Good morning, it's Wednesday and I really hope I don't get hit with more ad hominem attacks by Indian founders today. In the news today, we have ex-Paytm execs starting a new company & a startup from Bangladesh raising a sizable Series A from Sequoia India.
➡️ Former Paytm execs Shankar Nath (ex-CMO & SVP) and Ankit Gera (Head of Growth) are the co-founders of Junio- a fintech company that is building financial products for kids. The company aims to impart financial discipline to children and seems to be in a similar space as the YC-backed FamPay & Walrus.
➡️ Shankar and Ankit have now joined the long list of Paytm alumnus working on new companies- Amit Bagaria & Saurabh Vashishtha with SimSim+, Amit Lakhoti with Park+ and Deepak Abbot & Nitin Misra with Indiagold.
➡️ The app is yet to be launched but it will let parents control cards for their children and send their allowance (or "pocket money") on a recurring basis. It is still yet to be seen if the company raises venture capital to accelerate their growth and I don't think it'll be very hard for the founders to do so.
➡️ I am still honestly skeptical of the model itself though. Do kids really need debit and credit cards in India? First off, just from the way these websites are designed it seems like the companies are targeting affluent Indians, which is still not a huge demographic in India. Secondly, I'm not really sure who the real customer is- when I was a teenager (in a not-as-digital era) I honestly didn't care very much about the medium of payment I used which was either usually cash or memorizing my dad's credit card.
➡️ And for the parents, I guess I don't really see what really the benefit of giving your kid their own card vs your own card details (assuming they don't abuse it which is probably a very tiny segment). I think this product would tend to do better in the European or American markets where teenagers have a little more freedom, but I honestly have no clue why kids would even want to use this. I also consulted my younger Gen Z brother on Junio/FamPay this morning and he thought it was stupid.

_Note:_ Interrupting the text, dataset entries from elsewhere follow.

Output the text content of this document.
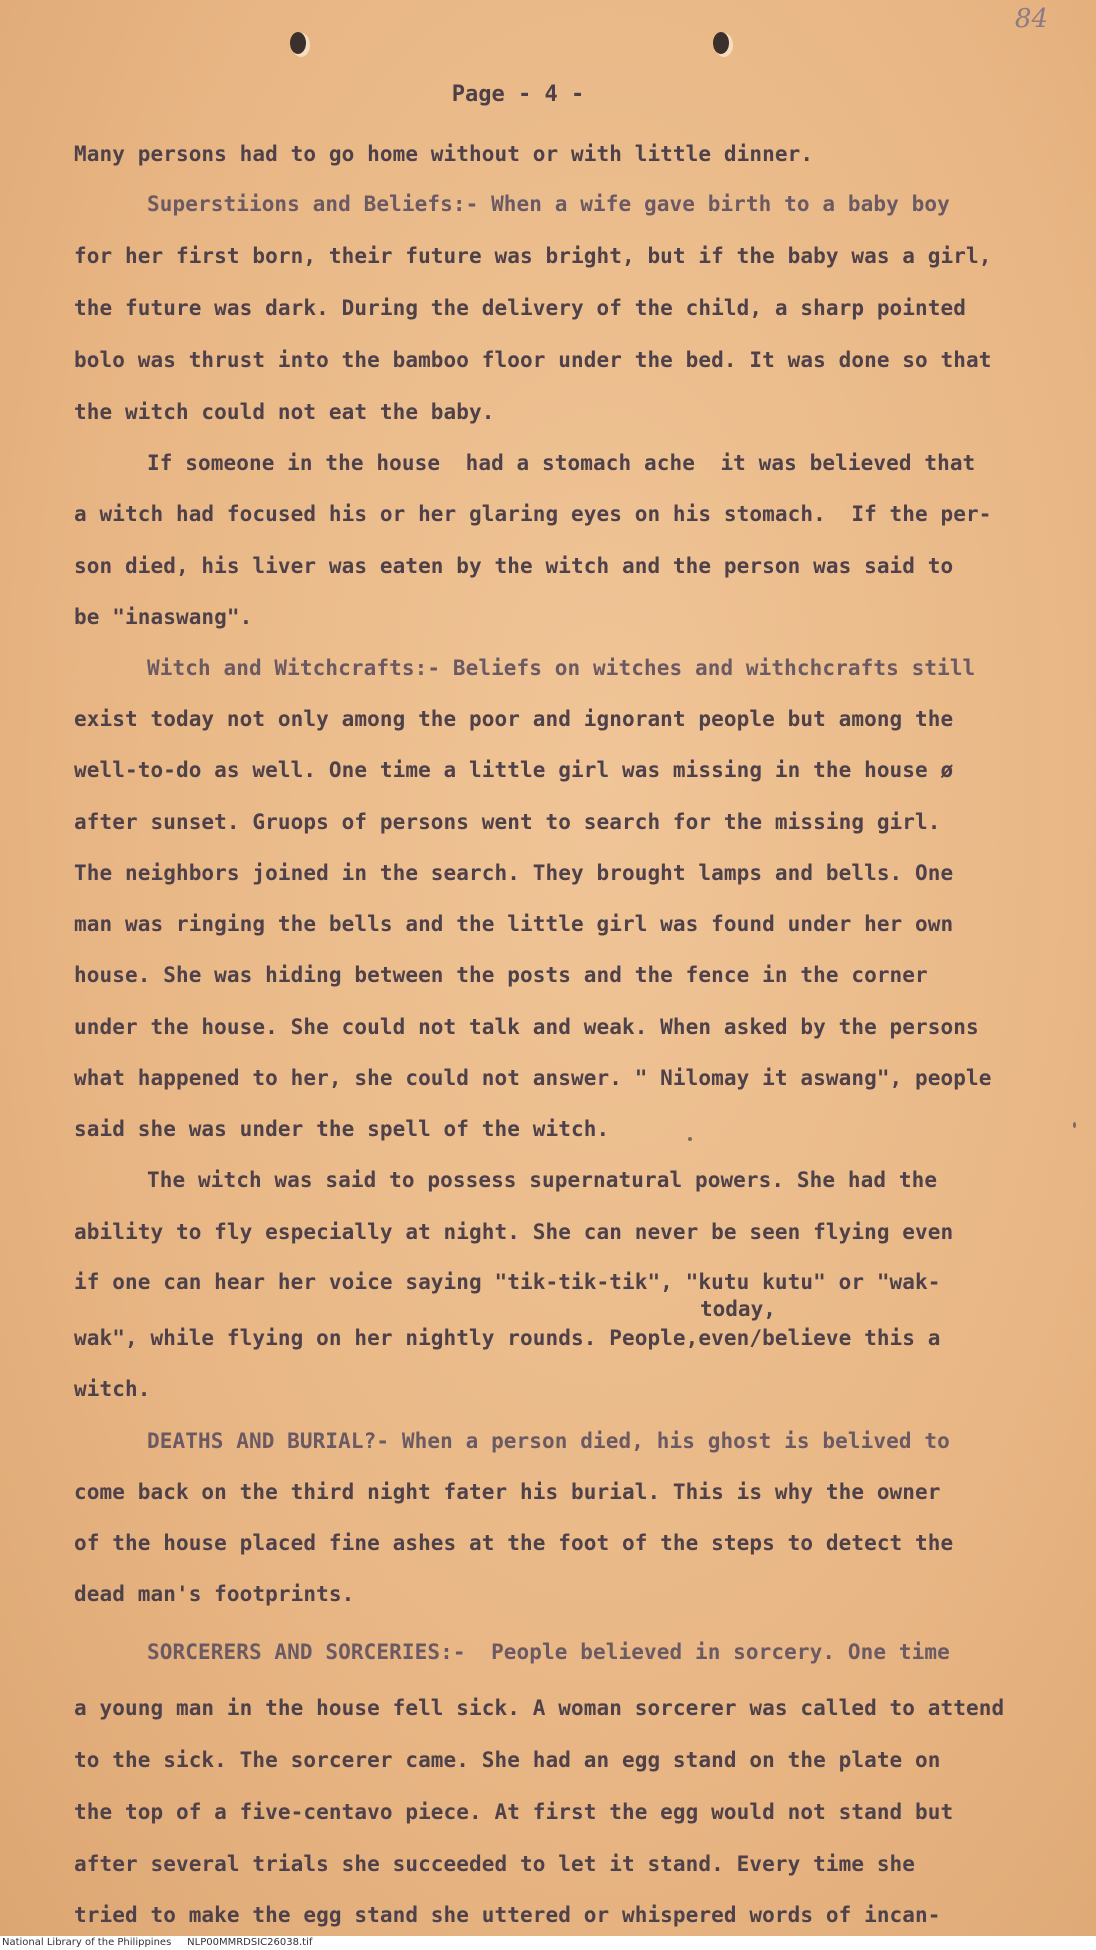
84
Page - 4 -
Many persons had to go home without or with little dinner.
Superstiions and Beliefs:- When a wife gave birth to a baby boy
for her first born, their future was bright, but if the baby was a girl,
the future was dark. During the delivery of the child, a sharp pointed
bolo was thrust into the bamboo floor under the bed. It was done so that
the witch could not eat the baby.
If someone in the house  had a stomach ache  it was believed that
a witch had focused his or her glaring eyes on his stomach.  If the per-
son died, his liver was eaten by the witch and the person was said to
be "inaswang".
Witch and Witchcrafts:- Beliefs on witches and withchcrafts still
exist today not only among the poor and ignorant people but among the
well-to-do as well. One time a little girl was missing in the house ø
after sunset. Gruops of persons went to search for the missing girl.
The neighbors joined in the search. They brought lamps and bells. One
man was ringing the bells and the little girl was found under her own
house. She was hiding between the posts and the fence in the corner
under the house. She could not talk and weak. When asked by the persons
what happened to her, she could not answer. " Nilomay it aswang", people
said she was under the spell of the witch.
The witch was said to possess supernatural powers. She had the
ability to fly especially at night. She can never be seen flying even
if one can hear her voice saying "tik-tik-tik", "kutu kutu" or "wak-
today,
wak", while flying on her nightly rounds. People,even/believe this a
witch.
DEATHS AND BURIAL?- When a person died, his ghost is belived to
come back on the third night fater his burial. This is why the owner
of the house placed fine ashes at the foot of the steps to detect the
dead man's footprints.
SORCERERS AND SORCERIES:-  People believed in sorcery. One time
a young man in the house fell sick. A woman sorcerer was called to attend
to the sick. The sorcerer came. She had an egg stand on the plate on
the top of a five-centavo piece. At first the egg would not stand but
after several trials she succeeded to let it stand. Every time she
tried to make the egg stand she uttered or whispered words of incan-
National Library of the Philippines     NLP00MMRDSIC26038.tif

2. https://tcrn.ch/2Tbc17E: ShopUp raises a $22.5M Series A led by Sequoia Capital India
➡️ ShopUp wants to digitize the millions of small neighborhood shops in Bangladesh and has just raised the country's largest Series A round. The $22.5M Series A was co-led by Sequoia Capital India & Flourish Ventures- the first Bangladeshi investment for both firms.
➡️ The company was also part of Sequoia's Surge inaugural program and has raised several million prior to the current round of fundraising. The company also merged with Indian eCommerce company Voonik (also backed by Sequoia) earlier this year with Voonik's founders joining ShopUp as co-founders & their B2B team being absorbed in the new company.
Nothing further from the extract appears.